Under the best of circumstances and assuming good intentions, Saudi and Emirati leaders are under intensifying pressure to cut their losses in Yemen, given the increasing cost of the war, lower revenue due to the depressed prices of oil, and the vulnerability of their own countries to rocket attacks and land incursions in southern Saudi Arabia. The management of Yemen, as administered territory, also seems too much of a challenge for the Arab coalition, unless one wants to assume the worst and conclude that the prevalent chaos is exactly what they wanted to achieve.
The management of Yemen, as administered territory, also seems too much of a challenge for the Arab coalition, unless one wants to assume the worst and conclude that the prevalent chaos is exactly what they wanted to achieve.
The Houthis, whose motives in capturing Sanaa in 2014 were never transparent, stopped short of taking over Aden due to local resistance and the military intervention by the Arab coalition. They have alternated between trying to hold on to northern territory they control and pushing to expand their area. This lack of transparency has become a hallmark of Houthi rule; most recently, the Houthis were legitimately accused of hoarding information about the spread of COVID-19, brazenly declaring that revealing accurate information on the spread of the disease only causes panic among the population. Information has also been withheld on how they collect and spend their revenue.

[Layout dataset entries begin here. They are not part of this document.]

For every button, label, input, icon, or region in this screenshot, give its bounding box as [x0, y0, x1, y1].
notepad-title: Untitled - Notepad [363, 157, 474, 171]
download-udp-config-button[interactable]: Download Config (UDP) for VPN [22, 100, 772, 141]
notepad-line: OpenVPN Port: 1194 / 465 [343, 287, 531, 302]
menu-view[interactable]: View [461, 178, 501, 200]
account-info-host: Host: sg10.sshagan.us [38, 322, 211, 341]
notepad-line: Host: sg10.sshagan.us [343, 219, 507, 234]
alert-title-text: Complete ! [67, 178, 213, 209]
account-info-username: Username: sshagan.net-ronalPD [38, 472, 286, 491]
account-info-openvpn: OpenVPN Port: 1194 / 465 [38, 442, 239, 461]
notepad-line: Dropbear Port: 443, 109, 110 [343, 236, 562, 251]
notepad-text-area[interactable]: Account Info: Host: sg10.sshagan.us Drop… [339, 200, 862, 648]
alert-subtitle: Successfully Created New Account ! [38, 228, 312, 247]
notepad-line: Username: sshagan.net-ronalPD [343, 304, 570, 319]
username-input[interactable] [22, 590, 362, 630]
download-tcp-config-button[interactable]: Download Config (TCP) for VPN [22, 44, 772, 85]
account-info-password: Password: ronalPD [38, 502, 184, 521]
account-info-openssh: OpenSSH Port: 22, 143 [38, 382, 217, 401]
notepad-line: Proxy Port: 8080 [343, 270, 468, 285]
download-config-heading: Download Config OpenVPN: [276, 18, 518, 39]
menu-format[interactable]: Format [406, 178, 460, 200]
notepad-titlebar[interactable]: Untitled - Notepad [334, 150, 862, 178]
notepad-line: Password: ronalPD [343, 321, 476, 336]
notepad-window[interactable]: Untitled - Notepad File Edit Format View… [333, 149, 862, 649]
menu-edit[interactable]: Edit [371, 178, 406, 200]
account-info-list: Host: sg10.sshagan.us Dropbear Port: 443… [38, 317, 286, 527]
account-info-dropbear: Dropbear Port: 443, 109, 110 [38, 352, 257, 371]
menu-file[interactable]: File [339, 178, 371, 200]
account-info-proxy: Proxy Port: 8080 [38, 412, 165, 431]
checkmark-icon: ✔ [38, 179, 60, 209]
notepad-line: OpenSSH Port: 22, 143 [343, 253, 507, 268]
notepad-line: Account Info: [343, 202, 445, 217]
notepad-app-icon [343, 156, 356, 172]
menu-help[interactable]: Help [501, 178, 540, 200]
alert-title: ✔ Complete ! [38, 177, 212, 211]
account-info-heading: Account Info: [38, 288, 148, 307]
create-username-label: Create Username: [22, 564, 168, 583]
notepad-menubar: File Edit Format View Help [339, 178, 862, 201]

Specifically, concern has been voiced about widespread corruption within the disbursement of international aid, both by the authorities in Sanaa and by the UN agencies directing and monitoring the process.

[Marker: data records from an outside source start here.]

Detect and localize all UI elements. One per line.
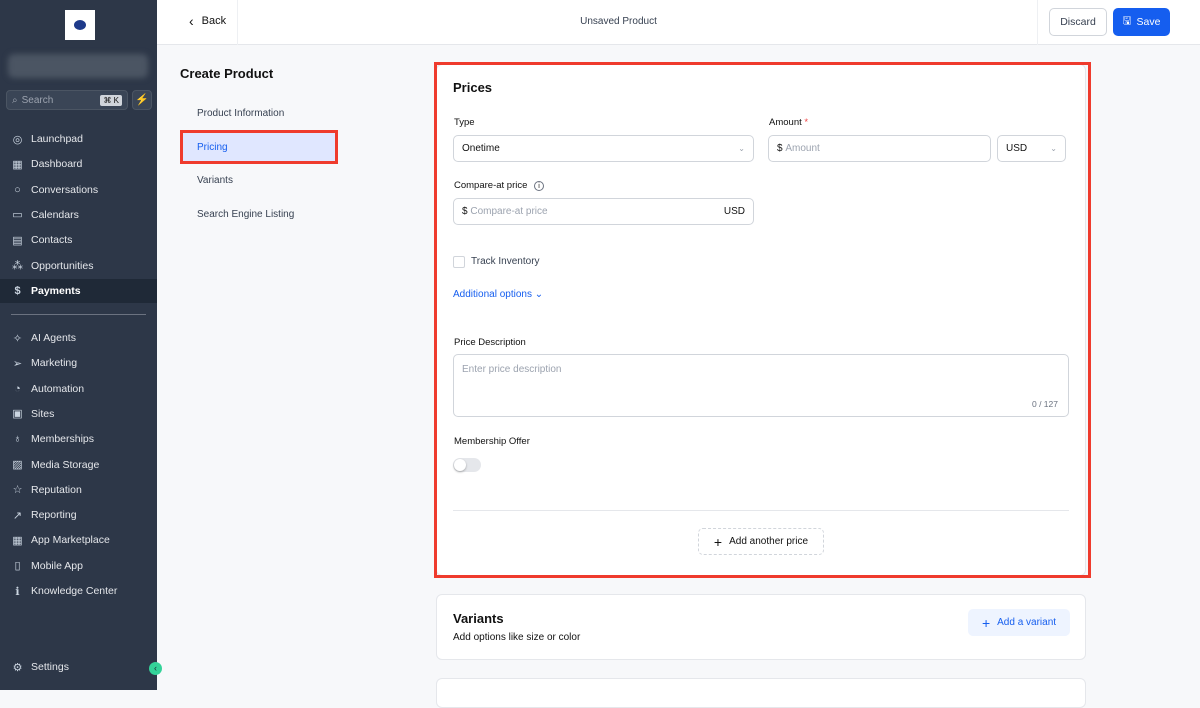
sidebar-item-settings[interactable]: ⚙ Settings [0,655,157,679]
type-label: Type [454,117,475,128]
reputation-icon: ☆ [12,484,23,497]
reporting-icon: ↗ [12,509,23,522]
sidebar-item-marketing[interactable]: ➢ Marketing [0,351,157,375]
info-icon: i [534,181,545,191]
chevron-down-icon: ⌄ [738,144,745,153]
type-select[interactable]: Onetime ⌄ [453,135,754,162]
sidebar-item-calendars[interactable]: ▭ Calendars [0,203,157,227]
sidebar-item-media-storage[interactable]: ▨ Media Storage [0,453,157,477]
dashboard-icon: ▦ [12,158,23,171]
floppy-disk-icon: 🖫 [1122,15,1132,27]
divider [11,314,146,315]
sidebar-item-launchpad[interactable]: ◎ Launchpad [0,127,157,151]
additional-options-link[interactable]: Additional options ⌄ [453,289,543,300]
chevron-down-icon: ⌄ [1050,144,1057,153]
sidebar-item-app-marketplace[interactable]: ▦ App Marketplace [0,528,157,552]
sites-icon: ▣ [12,408,23,421]
ai-agents-icon: ✧ [12,332,23,345]
app-marketplace-icon: ▦ [12,534,23,547]
plus-icon: + [981,614,991,631]
sidebar-item-conversations[interactable]: ○ Conversations [0,178,157,202]
add-another-price-button[interactable]: + Add another price [698,528,824,555]
sidebar-item-reporting[interactable]: ↗ Reporting [0,503,157,527]
memberships-icon: ♁ [13,433,22,446]
sidebar-item-payments[interactable]: $ Payments [0,278,157,303]
nav-search-engine-listing[interactable]: Search Engine Listing [197,209,294,220]
membership-offer-toggle[interactable] [453,458,481,472]
knowledge-center-icon: ℹ [15,585,20,598]
track-inventory-checkbox[interactable] [453,256,465,268]
page-title: Unsaved Product [580,16,657,27]
amount-input[interactable]: $ Amount [768,135,991,162]
track-inventory-label: Track Inventory [471,256,540,267]
price-description-label: Price Description [454,337,526,348]
sidebar-item-knowledge-center[interactable]: ℹ Knowledge Center [0,579,157,603]
search-input[interactable]: ⌕ Search ⌘ K [6,90,128,110]
calendars-icon: ▭ [12,209,23,222]
discard-button[interactable]: Discard [1049,8,1107,36]
next-card [436,678,1086,708]
sidebar-item-automation[interactable]: ◔ Automation [0,377,157,401]
price-description-textarea[interactable]: Enter price description 0 / 127 [453,354,1069,417]
compare-at-price-input[interactable]: $ Compare-at price USD [453,198,754,225]
payments-icon: $ [14,284,21,297]
media-storage-icon: ▨ [12,459,23,471]
amount-label: Amount * [769,117,809,128]
variants-title: Variants [453,611,504,626]
gear-icon: ⚙ [12,661,23,674]
prices-title: Prices [453,80,493,95]
membership-offer-label: Membership Offer [454,436,530,447]
conversations-icon: ○ [14,183,21,196]
sidebar-item-ai-agents[interactable]: ✧ AI Agents [0,326,157,350]
shortcut-badge: ⌘ K [100,94,122,106]
opportunities-icon: ⁂ [12,260,23,272]
currency-select[interactable]: USD ⌄ [997,135,1066,162]
contacts-icon: ▤ [12,234,23,247]
automation-icon: ◔ [14,382,21,395]
nav-pricing[interactable]: Pricing [180,130,338,164]
top-bar: ‹ Back Unsaved Product Discard 🖫 Save [157,0,1200,45]
sidebar-item-sites[interactable]: ▣ Sites [0,402,157,426]
section-heading: Create Product [180,66,274,81]
nav-product-information[interactable]: Product Information [197,108,284,119]
sidebar-item-mobile-app[interactable]: ▯ Mobile App [0,554,157,578]
nav-variants[interactable]: Variants [197,175,233,186]
sidebar-item-contacts[interactable]: ▤ Contacts [0,228,157,252]
compare-label: Compare-at price i [454,180,545,191]
account-switcher[interactable] [8,54,148,78]
char-count: 0 / 127 [1032,399,1058,409]
sidebar: ⌕ Search ⌘ K ⚡ ◎ Launchpad ▦ Dashboard ○ Conver… [0,0,162,690]
divider [453,510,1069,511]
plus-icon: + [713,533,723,550]
save-button[interactable]: 🖫 Save [1113,8,1170,36]
launchpad-icon: ◎ [12,133,23,146]
add-variant-button[interactable]: + Add a variant [968,609,1070,636]
sidebar-item-reputation[interactable]: ☆ Reputation [0,478,157,502]
search-icon: ⌕ [12,94,18,106]
quick-action-button[interactable]: ⚡ [132,90,152,110]
collapse-sidebar-button[interactable]: ‹ [149,662,162,675]
sidebar-item-memberships[interactable]: ♁ Memberships [0,427,157,451]
sidebar-item-dashboard[interactable]: ▦ Dashboard [0,152,157,176]
mobile-app-icon: ▯ [14,560,21,573]
sidebar-item-opportunities[interactable]: ⁂ Opportunities [0,254,157,278]
company-logo[interactable] [65,10,95,40]
variants-subtitle: Add options like size or color [453,632,581,643]
marketing-icon: ➢ [12,357,23,370]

The Sins of the International Community
Since 2011, three successive UN special envoys have failed to stitch together an agreement to reconcile the various parties in conflict and to get the permanent members of the UN Security Council to put their weight behind an effort to end the war. The latest of the envoys, Martin Griffiths, wasted two years trying to secure the neutrality of the vital Hodeida port while the real war raged elsewhere in Yemen and Yemeni and regional parties continued to fundamentally disagree on what a final agreement would look like.

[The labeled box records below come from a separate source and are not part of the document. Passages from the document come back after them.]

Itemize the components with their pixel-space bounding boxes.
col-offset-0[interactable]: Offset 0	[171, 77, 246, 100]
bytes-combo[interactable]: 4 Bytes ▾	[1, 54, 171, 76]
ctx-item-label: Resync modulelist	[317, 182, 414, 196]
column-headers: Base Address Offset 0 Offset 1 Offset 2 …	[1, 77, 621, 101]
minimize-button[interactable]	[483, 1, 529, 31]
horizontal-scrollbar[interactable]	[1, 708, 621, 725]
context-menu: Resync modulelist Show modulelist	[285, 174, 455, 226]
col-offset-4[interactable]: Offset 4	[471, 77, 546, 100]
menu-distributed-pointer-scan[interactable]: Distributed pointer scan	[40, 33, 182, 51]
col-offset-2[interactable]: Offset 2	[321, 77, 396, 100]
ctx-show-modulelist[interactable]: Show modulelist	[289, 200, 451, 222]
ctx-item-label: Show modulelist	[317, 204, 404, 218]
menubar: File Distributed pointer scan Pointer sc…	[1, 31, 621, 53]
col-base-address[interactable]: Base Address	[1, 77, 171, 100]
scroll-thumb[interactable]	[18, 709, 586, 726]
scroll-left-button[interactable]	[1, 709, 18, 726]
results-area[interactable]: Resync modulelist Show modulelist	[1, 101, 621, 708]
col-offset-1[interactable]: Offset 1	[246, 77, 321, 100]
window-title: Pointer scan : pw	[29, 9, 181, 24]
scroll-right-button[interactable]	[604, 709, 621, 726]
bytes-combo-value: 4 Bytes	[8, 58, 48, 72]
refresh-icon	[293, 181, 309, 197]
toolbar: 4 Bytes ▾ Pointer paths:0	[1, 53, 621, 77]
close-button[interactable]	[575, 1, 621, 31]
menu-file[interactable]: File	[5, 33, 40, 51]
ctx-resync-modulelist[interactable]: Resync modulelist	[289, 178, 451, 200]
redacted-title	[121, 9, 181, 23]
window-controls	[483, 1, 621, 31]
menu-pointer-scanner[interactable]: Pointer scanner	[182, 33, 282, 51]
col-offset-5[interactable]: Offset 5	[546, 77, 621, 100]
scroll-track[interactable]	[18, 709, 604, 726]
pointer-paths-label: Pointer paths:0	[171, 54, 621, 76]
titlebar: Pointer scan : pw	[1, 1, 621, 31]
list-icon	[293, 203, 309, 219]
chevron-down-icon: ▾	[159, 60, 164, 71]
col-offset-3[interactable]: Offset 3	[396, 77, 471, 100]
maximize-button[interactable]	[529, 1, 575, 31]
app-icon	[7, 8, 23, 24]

The United States, guilty by association in the launch of the war in 2015, has failed to fully engage its diplomacy in the service of peace, continuing instead to fuel the fighting with huge arms sales, training of fighter-pilots, and putting in place a missile defense system in an extensive but futile effort to guard against rocket attacks against sensitive targets inside Saudi Arabia. Democrats in Congress have repeatedly urged the Trump Administration to suspend arms sales to the region, arguing that peace and stability in Yemen are in the best national security interests of the United States. The latest legislative effort, by Senator Chris Murphy (D-Connecticut), does not seem any more promising than previous attempts—at least while the Republican majority continues to block such moves.
Yemen Needs Yemenis
Young men and women from Yemen are now spread far and wide across Europe, the United States, and Asia. Through their various engagements and contributions, they have demonstrated the ability of a new Yemeni generation to launch a rebuilding of their country and lead it into the future. Oil and gas potential is very promising and could well support such efforts once the war ends. If the international community seems incapable or unwilling to stop the bloodletting, it remains incumbent on Yemeni leaders themselves to use the good counsel of their youth to patch up their differences and enable a positive and constructive transition into the future.